Eglises d'Asie

Le P. Nguyên Van Ly a été emmené par la police dans une paroisse reculée du diocèse de Huê et des poursuites judiciaires ont été engagées contre lui

Publié le 18/03/2010




Le 24 février dernier, après avoir emmené le P. Thaddée Nguyên Van Ly de l’archevêché de Huê jusqu’à la petite paroisse de Bên Cui, située à une vingtaine de kilomètres de la ville de Huê, les services de la police provinciale entamaient une action en justice contre le prêtre dissident pour “propagande contre l’Etat de la République socialiste du Vietnam” en vertu de l’article 88 du Code pénal vietnamien. Cette nouvelle a été publiée par vietnamienne d’information du 25 février et annoncée ce même jour sur la chaîne de télévision VTV1. L’article du code cité prévoit une peine de trois à douze ans de prison pour le crime de propagande contre l’Etat, ou de dix à vingt ans de prison lorsque la faute est d’une gravité exceptionnelle.

Lors de l’intervention policière, le prêtre se trouvait dans son appartement de l’archevêché, gardé par des membres de la Sécurité, depuis le 18 février dernier.
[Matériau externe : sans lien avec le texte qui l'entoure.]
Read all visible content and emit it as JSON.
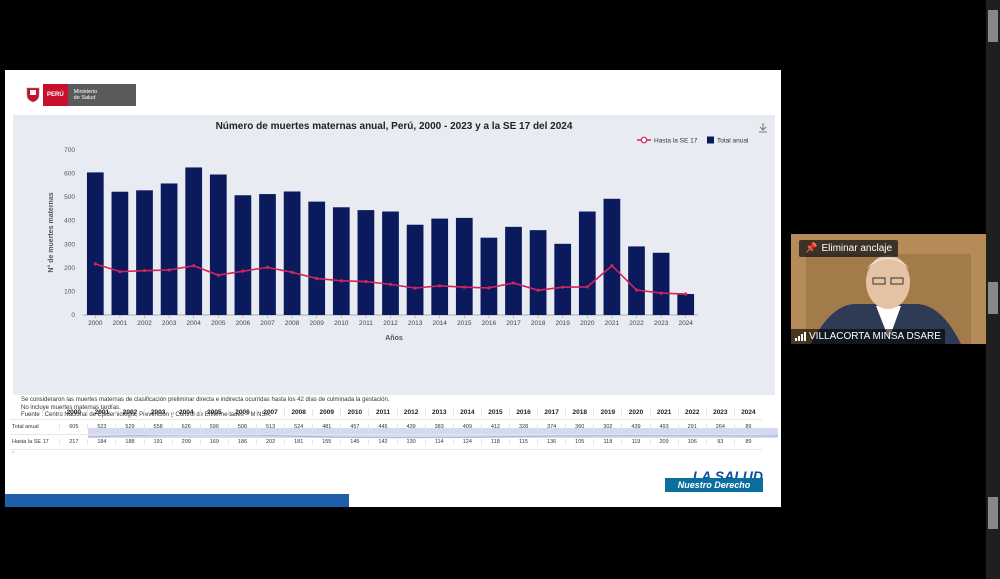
{
  "logo": {
    "country": "PERÚ",
    "ministry_line1": "Ministerio",
    "ministry_line2": "de Salud"
  },
  "chart_data": {
    "type": "bar",
    "title": "Número de muertes maternas anual, Perú, 2000 - 2023 y a la SE 17 del 2024",
    "xlabel": "Años",
    "ylabel": "N° de muertes maternas",
    "ylim": [
      0,
      700
    ],
    "yticks": [
      0,
      100,
      200,
      300,
      400,
      500,
      600,
      700
    ],
    "categories": [
      "2000",
      "2001",
      "2002",
      "2003",
      "2004",
      "2005",
      "2006",
      "2007",
      "2008",
      "2009",
      "2010",
      "2011",
      "2012",
      "2013",
      "2014",
      "2015",
      "2016",
      "2017",
      "2018",
      "2019",
      "2020",
      "2021",
      "2022",
      "2023",
      "2024"
    ],
    "legend_position": "top-right",
    "series": [
      {
        "name": "Total anual",
        "type": "bar",
        "color": "#0a1a5c",
        "values": [
          605,
          523,
          529,
          558,
          626,
          596,
          508,
          513,
          524,
          481,
          457,
          445,
          439,
          383,
          409,
          412,
          328,
          374,
          360,
          302,
          439,
          493,
          291,
          264,
          89
        ]
      },
      {
        "name": "Hasta la SE 17",
        "type": "line",
        "color": "#d6235a",
        "values": [
          217,
          184,
          188,
          191,
          209,
          169,
          186,
          202,
          181,
          155,
          145,
          142,
          130,
          114,
          124,
          118,
          115,
          136,
          105,
          118,
          119,
          209,
          106,
          93,
          89
        ]
      }
    ]
  },
  "notes": [
    "Se consideraron las muertes maternas de clasificación preliminar directa e indirecta ocurridas hasta los 42 días de culminada la gestación.",
    "No incluye muertes maternas tardías.",
    "Fuente : Centro Nacional de Epidemiología, Prevención y Control de Enfermedades – MINSA."
  ],
  "table": {
    "row_labels": [
      "Total anual",
      "Hasta la SE 17"
    ]
  },
  "footer_logo": {
    "top": "LA SALUD",
    "badge": "Nuestro Derecho"
  },
  "video": {
    "pin_label": "Eliminar anclaje",
    "name": "VILLACORTA  MINSA DSARE"
  },
  "colors": {
    "accent_bar": "#1d5fa8",
    "line": "#d6235a",
    "bar": "#0a1a5c"
  }
}
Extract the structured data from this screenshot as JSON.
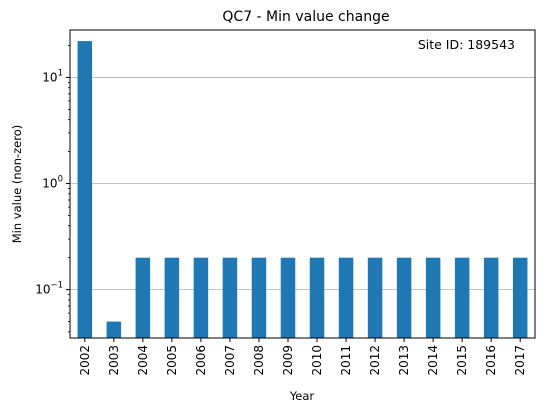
{
  "chart_data": {
    "type": "bar",
    "title": "QC7 - Min value change",
    "xlabel": "Year",
    "ylabel": "Min value (non-zero)",
    "yscale": "log",
    "ylim": [
      0.035,
      28
    ],
    "categories": [
      "2002",
      "2003",
      "2004",
      "2005",
      "2006",
      "2007",
      "2008",
      "2009",
      "2010",
      "2011",
      "2012",
      "2013",
      "2014",
      "2015",
      "2016",
      "2017"
    ],
    "values": [
      22,
      0.05,
      0.2,
      0.2,
      0.2,
      0.2,
      0.2,
      0.2,
      0.2,
      0.2,
      0.2,
      0.2,
      0.2,
      0.2,
      0.2,
      0.2
    ],
    "y_ticks": [
      {
        "value": 0.1,
        "base": "10",
        "exp": "−1"
      },
      {
        "value": 1,
        "base": "10",
        "exp": "0"
      },
      {
        "value": 10,
        "base": "10",
        "exp": "1"
      }
    ],
    "grid": {
      "y": true,
      "x": false
    },
    "bar_color": "#1f77b4",
    "annotation": {
      "text": "Site ID: 189543",
      "color": "#808080",
      "placement": "top-right"
    }
  }
}
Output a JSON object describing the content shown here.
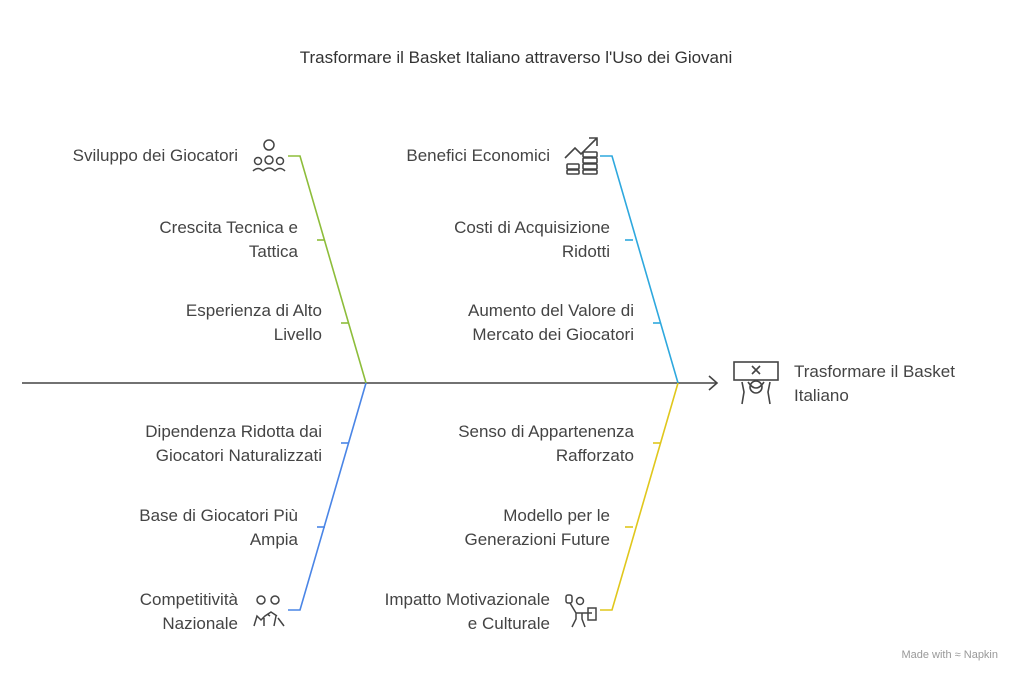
{
  "title": "Trasformare il Basket Italiano attraverso l'Uso dei Giovani",
  "effect": {
    "label": "Trasformare il Basket\nItaliano",
    "icon": "basketball-hoop-player-icon"
  },
  "colors": {
    "top_left": "#8dbd3a",
    "top_right": "#2ea8de",
    "bottom_left": "#4a85e6",
    "bottom_right": "#e0c71c",
    "spine": "#444444"
  },
  "categories": [
    {
      "label": "Sviluppo dei Giocatori",
      "icon": "players-team-icon",
      "causes": [
        "Crescita Tecnica e\nTattica",
        "Esperienza di Alto\nLivello"
      ]
    },
    {
      "label": "Benefici Economici",
      "icon": "growth-coins-icon",
      "causes": [
        "Costi di Acquisizione\nRidotti",
        "Aumento del Valore di\nMercato dei Giocatori"
      ]
    },
    {
      "label": "Competitività\nNazionale",
      "icon": "players-high-five-icon",
      "causes": [
        "Dipendenza Ridotta dai\nGiocatori Naturalizzati",
        "Base di Giocatori Più\nAmpia"
      ]
    },
    {
      "label": "Impatto Motivazionale\ne Culturale",
      "icon": "person-cheering-icon",
      "causes": [
        "Senso di Appartenenza\nRafforzato",
        "Modello per le\nGenerazioni Future"
      ]
    }
  ],
  "watermark": "Made with ≈ Napkin"
}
Dans l’après-midi, une troupe d’une soixantaine de policiers a cerné le bâtiment de la “Nha Ching” (résidence de l’archevêque et de quelques prêtres). Les policiers ont ensuite pénétré dans la chambre du P. Ly et l’ont poussé dans une voiture alors qu’il refusait de les suivre.

Ce déplacement forcé du P. Ly constitue le dénouement provisoire d’une opération policière entamée une semaine auparavant. Des proches du prêtre dissident avaient fourni un récit assez complet des faits qui ont précédé cette brutale intervention policière. Dès la veille du premier jour de l’année lunaire – qui tombait le 17 février -, on avait remarqué autour de l’archevêché de Huê un certain nombre de policiers. Cette présence policière s’était renforcée les deux jours suivants. Le 18 février, la tension est montée d’un cran, lorsque, vers 19 heures, des policiers en civil et en uniforme sont entrés dans l’archevêché en bloquant toute entrée et toute sortie du bâtiment. Une heure plus tard, un certain nombre de policiers ont pénétré dans la chambre du P. Thaddée Nguyên Van Ly. Ils se sont emparés d’appareils électroniques (ordinateurs et téléphones portables) et ont forcé une armoire pour y prendre d’autres objets. Ensuite, la police a voulu contraindre le prêtre à venir au poste de police pour y être interrogé. Celui-ci a résolument refusé d’obtempérer, déclarant qu’il faudrait pour cela le ligoter et le traîner. Il a alors annoncé qu’il entamait une grève de la faim illimitée pour protester des graves manquements aux droits de l’homme commis contre lui-même et contre ses collaborateurs. La police a réagi en mettant un cadenas à la porte de la chambre du P. Ly, transformant celle-ci en prison. Le “tête-à-tête” du P. Ly et des policiers aura duré une semaine.

Le P. Nguyên Van Ly, qui a passé dix ans en prison – de 1977 à 1978 et de 1983 à 1992 – pour “opposition à la révolution avait lancé une campagne pour la liberté religieuse à la fin de l’année 2000. Commencée au mois de novembre 2000 (1), dans le cadre de revendications locales – des terrains paroissiaux confisqués par l’Etat -, la campagne du P. Ly avait vite pris une dimension interreligieuse, nationale et même internationale. Elle a été tout de suite marquée par le ton sans concession adopté par le prêtre et une volonté de non-compromission avec le régime, que symbolisait le calicot qu’il avait accroché au clocher de son église où était inscrit : “La liberté religieuse ou la mort !” Il diffusa sur Internet de nombreuses déclarations où il revendiquait liberté et totale indépendance pour les diverses religions du Vietnam ainsi que des procès-verbaux où il détaillait concrètement les violations de la liberté religieuse commises par les autorités locales et nationales. A la demande de la Commission sur la liberté religieuse dans le monde du Congrès américain, il fit parvenir à celle-ci deux rapports sur la liberté religieuse au Vietnam.

Le 27 février 2001, le P. Ly avait été assigné à résidence dans la paroisse d’An Truyên. Le 10 mai suivant, les autorités civiles lui interdisaient de dire la messe, puis, le 17 mai, six cents agents de la Sûreté vinrent arrêter le prêtre dans son presbytère alors qu’il se préparait à célébrer la messe. Le procès n’eut lieu que cinq mois plus tard en octobre 2001, à Huê. Il fut condamné à quinze ans de prison ferme pour n’avoir pas accompli sa peine de mise en résidence surveillée et avoir saboté la politique de l’unité nationale. Il fut ensuite envoyé dans le nord du Vietnam pour y purger sa peine, une peine qui avait été réduite à dix ans.